Systems for pathogen inactivation of red blood cells are still awaiting market authorisation. However, studies suggest that the red blood cell quality is not negatively impacted by this processing procedure, which indicates that pathogen inactivation may be a suitable future substitute for irradiation and potentially also washing of red blood cells.

=== Red blood cell rejuvenation ===
Red blood cell rejuvenation is a method which aims to increase the levels of 2,3-diphosphoglycerate (2,3-DPG) and ATP in stored red blood cell concentrates, as the levels of both 2,3-DPG and ATP decrease over time. The rejuvenation process includes incubation of the red blood cells with a rejuvenation solution and subsequent washing. ATP is an important driver of a number of metabolic functions of the red blood cell, and declined ATP levels have been linked to reduced post-transfusion in vivo survival of the red blood cells. High levels of 2,3-DPG facilitates oxygen unloading from the red blood cells in the capillaries.

=== Paediatric modification of red blood cell concentrates ===
Red blood cell concentrates can be modified to be suitable for paediatric patients. These modifications include split of regular units into smaller units (usually 3 – 6 parts), which facilitates limiting the number of involved donors at repeated transfusions. The modification can also be red blood cells for intrauterine transfusion where, in short, the additive solution is removed, which increases the haematocrit to between 0.70 – 0.85. A red blood cell concentrate can also be tailored for exchange transfusions for neonates. During this process, the additive solution is removed and instead, plasma is added to resemble a "whole blood". Both at intrauterine and exchange transfusion, compatibility between the foetus/baby and the mother is of great importance.

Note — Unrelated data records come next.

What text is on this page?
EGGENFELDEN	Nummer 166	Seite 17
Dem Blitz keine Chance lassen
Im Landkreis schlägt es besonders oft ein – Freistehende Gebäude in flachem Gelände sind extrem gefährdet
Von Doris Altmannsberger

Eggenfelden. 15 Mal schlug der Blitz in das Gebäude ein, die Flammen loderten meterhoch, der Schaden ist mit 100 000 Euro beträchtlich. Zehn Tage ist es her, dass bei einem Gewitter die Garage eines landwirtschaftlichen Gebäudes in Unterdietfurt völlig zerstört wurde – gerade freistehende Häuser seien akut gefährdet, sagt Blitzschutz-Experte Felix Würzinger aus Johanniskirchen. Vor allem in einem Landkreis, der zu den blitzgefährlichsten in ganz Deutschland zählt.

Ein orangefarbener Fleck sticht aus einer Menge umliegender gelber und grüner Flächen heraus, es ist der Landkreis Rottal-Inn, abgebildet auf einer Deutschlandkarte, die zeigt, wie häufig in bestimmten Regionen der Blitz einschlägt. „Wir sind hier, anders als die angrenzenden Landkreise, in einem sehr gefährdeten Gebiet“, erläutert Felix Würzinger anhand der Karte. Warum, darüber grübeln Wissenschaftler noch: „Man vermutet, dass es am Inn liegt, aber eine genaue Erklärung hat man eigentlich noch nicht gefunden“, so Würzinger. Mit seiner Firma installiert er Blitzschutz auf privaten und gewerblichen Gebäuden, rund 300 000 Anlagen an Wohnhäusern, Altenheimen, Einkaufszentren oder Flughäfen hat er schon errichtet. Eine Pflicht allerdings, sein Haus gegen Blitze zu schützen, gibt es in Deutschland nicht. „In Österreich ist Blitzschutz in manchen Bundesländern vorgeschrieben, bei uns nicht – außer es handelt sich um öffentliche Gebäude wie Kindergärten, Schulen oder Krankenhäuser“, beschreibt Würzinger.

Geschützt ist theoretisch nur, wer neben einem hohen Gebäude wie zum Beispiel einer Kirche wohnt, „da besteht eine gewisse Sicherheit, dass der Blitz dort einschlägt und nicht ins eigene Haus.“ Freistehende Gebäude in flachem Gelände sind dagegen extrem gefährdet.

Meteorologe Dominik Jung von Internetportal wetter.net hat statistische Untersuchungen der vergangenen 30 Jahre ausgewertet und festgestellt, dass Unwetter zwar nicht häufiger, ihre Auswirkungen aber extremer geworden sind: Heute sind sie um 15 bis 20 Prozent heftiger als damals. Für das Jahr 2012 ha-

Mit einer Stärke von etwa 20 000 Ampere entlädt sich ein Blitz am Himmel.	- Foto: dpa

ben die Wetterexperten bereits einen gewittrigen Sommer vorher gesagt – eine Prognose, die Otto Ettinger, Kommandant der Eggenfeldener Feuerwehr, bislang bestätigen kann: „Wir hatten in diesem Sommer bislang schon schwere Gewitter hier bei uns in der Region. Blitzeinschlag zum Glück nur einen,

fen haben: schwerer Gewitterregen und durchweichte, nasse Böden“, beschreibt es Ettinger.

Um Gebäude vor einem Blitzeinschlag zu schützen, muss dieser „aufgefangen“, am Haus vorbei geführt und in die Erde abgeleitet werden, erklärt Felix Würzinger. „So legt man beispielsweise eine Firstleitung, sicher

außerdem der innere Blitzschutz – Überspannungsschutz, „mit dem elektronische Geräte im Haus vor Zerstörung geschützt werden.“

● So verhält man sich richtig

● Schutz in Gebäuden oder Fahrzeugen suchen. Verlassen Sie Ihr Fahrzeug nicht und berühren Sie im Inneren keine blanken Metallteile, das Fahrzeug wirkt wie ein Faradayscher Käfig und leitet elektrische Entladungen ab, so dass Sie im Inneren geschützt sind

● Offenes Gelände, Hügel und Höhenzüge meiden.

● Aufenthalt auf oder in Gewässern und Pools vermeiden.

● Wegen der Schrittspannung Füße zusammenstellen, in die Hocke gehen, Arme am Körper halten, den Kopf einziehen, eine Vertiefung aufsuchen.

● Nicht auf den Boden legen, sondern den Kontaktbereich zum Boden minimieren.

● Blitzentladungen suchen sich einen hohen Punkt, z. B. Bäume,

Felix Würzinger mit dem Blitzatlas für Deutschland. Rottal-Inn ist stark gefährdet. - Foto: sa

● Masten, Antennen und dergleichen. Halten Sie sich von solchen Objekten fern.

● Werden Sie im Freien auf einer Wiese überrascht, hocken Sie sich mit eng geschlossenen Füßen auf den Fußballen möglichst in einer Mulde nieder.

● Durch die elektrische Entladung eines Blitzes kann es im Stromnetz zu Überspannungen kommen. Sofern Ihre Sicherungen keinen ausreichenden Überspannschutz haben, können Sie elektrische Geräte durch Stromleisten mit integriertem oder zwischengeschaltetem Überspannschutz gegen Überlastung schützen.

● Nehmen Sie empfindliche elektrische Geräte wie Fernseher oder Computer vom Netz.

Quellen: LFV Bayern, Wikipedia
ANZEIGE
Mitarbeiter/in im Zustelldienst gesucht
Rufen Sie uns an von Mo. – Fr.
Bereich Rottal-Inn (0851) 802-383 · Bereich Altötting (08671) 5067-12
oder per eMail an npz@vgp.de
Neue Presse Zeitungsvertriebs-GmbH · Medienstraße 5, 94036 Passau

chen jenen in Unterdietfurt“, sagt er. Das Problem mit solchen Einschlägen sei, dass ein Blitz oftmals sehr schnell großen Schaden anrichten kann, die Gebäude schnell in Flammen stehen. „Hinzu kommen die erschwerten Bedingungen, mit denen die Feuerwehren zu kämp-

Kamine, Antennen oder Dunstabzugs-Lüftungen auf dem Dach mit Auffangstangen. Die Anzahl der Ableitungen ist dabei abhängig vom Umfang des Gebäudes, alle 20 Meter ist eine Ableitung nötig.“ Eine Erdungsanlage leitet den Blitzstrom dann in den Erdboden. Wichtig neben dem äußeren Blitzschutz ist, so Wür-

== Adverse events related to red blood cell transfusion ==
Adverse events related to transfusion in general may include allergic reactions such as anaphylaxis, infection, volume overload, and lung injury.  With current screening methods, the risk of viral infections such as hepatitis C and HIV/AIDS are less than one in a million. With current testing methods in high-income countries the  prevalence of transfusion-transmissible infections in blood donations is very low (median: HIV 0.002%, hepatitis B 0.02%, hepatitis C 0.007% and syphilis 0.02% in 2024). However, in low-income countries the risk of a blood donation being positive for HIV, hepatitis C or syphilis is up to 1%, and the risk of it being hepatitis B positive was approximately 2.8% in 2024.  The differences relate to variations in eligible blood donors, whether the donation is paid or voluntary, non-remunerated, and the effectiveness of the system of educating and selecting donors.

Adverse events related to transfusion of red blood cells are mainly linked to incompatibility issues or other transfusion reactions. Incompatible AB0 transfusion can be fatal. For patients with a previous transfusion reaction history, the risk of repeated adverse events can be mitigated by choosing the proper processing modification and/or red blood cell phenotype combination.

== Society and culture ==
=== Economics ===
In the United Kingdom they cost about £120 per unit. Prices range based on location and other factors like donation history.

=== Names ===
The product is typically abbreviated RBC, pRBC, PRBC, sometimes StRBC, or even LRBC (the latter being to indicate those that have been leukoreduced, which is now true for the vast majority of RBC units). The name "Red Blood Cells" with initial capitals indicates a standardized blood product in the United States. Without capitalization, it is simply generic without specifying whether or not the cells comprise a blood product, patient blood, etc. (with other generic terms for it being "erythrocyte" and "red cell").